移動距離で勝っていたスーパーストロングビーストを相手のフリックスの側面にシュート。

 いつものようにフリップアウトを仕掛けたが相手はビクともしない。
 白い少女がフリックスの剣先を千春のフリックスに向ける。シュート。か弱そうな見た目からは信じられないほどのパワー。
 スーパーストロングビーストは一撃でフリップアウトさせられてしまった。
 悔しい、もっと強くなりたい。そう強く千春は思った。
 あまりに強く思いすぎて……次のアクティブシュートで自滅場外してしまった。これでライフは0。千春の負けだ。
フィールドと白いフリックスが消えていく。少女も足から徐々に消えていく。

 呆然とする千春に少女は何かを手渡した。
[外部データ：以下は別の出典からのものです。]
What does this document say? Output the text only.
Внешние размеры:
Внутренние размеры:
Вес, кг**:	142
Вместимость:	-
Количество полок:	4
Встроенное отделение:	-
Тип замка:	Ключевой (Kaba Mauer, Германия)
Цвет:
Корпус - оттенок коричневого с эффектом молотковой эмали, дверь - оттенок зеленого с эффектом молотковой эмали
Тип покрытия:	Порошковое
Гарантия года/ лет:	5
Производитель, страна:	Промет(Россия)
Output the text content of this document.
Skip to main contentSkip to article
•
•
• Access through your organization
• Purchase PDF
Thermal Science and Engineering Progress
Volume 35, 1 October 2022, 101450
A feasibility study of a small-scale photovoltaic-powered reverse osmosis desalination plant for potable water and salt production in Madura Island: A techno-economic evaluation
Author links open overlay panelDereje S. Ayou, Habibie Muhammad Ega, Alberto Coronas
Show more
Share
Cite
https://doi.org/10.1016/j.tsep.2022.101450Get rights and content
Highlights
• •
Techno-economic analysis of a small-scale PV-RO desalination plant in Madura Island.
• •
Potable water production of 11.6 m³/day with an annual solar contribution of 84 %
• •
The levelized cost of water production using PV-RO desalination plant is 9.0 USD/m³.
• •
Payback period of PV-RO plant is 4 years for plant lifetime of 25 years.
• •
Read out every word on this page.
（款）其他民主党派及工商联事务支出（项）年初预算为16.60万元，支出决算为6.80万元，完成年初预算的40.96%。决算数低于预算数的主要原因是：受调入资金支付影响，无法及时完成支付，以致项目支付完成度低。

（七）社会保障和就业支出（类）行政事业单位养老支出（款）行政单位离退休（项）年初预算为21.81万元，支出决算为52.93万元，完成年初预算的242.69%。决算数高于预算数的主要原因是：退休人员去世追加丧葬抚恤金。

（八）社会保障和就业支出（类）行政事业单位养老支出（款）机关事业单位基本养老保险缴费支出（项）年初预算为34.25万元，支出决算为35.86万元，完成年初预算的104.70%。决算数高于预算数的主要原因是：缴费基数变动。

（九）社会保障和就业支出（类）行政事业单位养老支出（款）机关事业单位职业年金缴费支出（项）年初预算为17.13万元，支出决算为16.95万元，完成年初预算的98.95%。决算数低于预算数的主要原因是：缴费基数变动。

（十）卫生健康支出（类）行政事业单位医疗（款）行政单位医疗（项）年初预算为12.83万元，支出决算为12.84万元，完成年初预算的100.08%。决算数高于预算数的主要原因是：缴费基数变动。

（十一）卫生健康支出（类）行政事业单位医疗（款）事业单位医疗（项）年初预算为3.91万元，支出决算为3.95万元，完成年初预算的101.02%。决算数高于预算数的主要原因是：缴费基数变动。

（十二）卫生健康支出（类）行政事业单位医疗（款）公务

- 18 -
三日月。三日月型のパーツのようなもの。千春がそれを確認すると、少女は微笑み、消えた。


「私を、止めて」


 最後にそう言ったような気がした。

ーーーーー

 朝7時30分。めざまし時計が鳴り始めて15分は経っている。


「んん……」
 千春は気怠そうにめざまし時計を止めて上半身を起こした。
「夢……私、寝ちゃってたんだ……」
 ぼんやりとした頭で先程見ていた夢の内容を思い出す。
 真っ暗な空間での儚げな少女とのバトル……。
(そう言えばあの子、どこかで見た事あるような……)
 朧げながら少女の顔を思い出そうとしたところで、部屋の扉が勢いよく開かれた。
「おい姉ちゃん!いつまで寝てんだよ!遅刻するぞ!!」
 

 ドアを開き弟の夏樹が入ってきた。
「あっ!勝手に部屋に入るなって言ってるでしょ!」
「いつまでも起きないからだろ!早く支度して朝飯食えよ!片付かないって母さん怒ってるぞ!」

「もー、分かった、分かったから!」
千春は大きく伸びをして右手を伸ばす。その時、枕元に何か光るものを見つけた。
「……ん?これは……」
手に取ってみる。金属のようなひんやりとした感触。それは間違いなく夢の中で白い少女 に渡された三日月。千春は少し考え、ベッドから飛び起きた。
「これだ!これだよ夏樹!」
「何がだよ」

 夏樹を無視して千春は机に散乱している工具に手を伸ばして作業を始める。
「お、おい……!」
「これをここにくっ付けて……出来た!新しいフリックスだよ!」
千春の手には黒を基調に金と青で模様が入れられたフリックスが握られていた。そしてその左サイドには三日月型のパーツ。スーパーストロングビーストに次ぐ機体になるだろう。

「ふふん、いいでしょ!」
「……へぇ、姉ちゃんにしては悪くないじゃん」
 その出来には、夏樹も遅刻しそうだと言う事を忘れて見入ってしまった。
「よし!名前を付けないと!」
「待て姉ちゃん。姉ちゃんのネーミングセンスはダメダメだから俺が付ける」
「だめ!この子の名前はミカヅキ……」
そう千春が言いかけたが夏樹が遮った。
「ルナ=ルチリア」
「……まあいっか、カッコいいしね」
自分が名付けられなかったのは不満らしいが名前自体は気に入ったようだ。ただ……
「業魔使いたるもの名付けくらい上手くないと」
夏樹は厨二病だった。
「……よし、ルナ=ルチリア。これからよろしく!まずは打倒ドロシー!」
力強くルナ=ルチリアを握りしめる。ひんやりとしてとても気持ちが良かった。

「って!姉ちゃん、そろそろ行かないと遅刻」
「あ!朝ご飯!」
「もう食ってる時間無いだろ……」
「そんなぁ〜」
「時間無いのに工作する方が悪い!」

 千春と夏樹はバタバタと慌ただしく学校へ向かうのだった。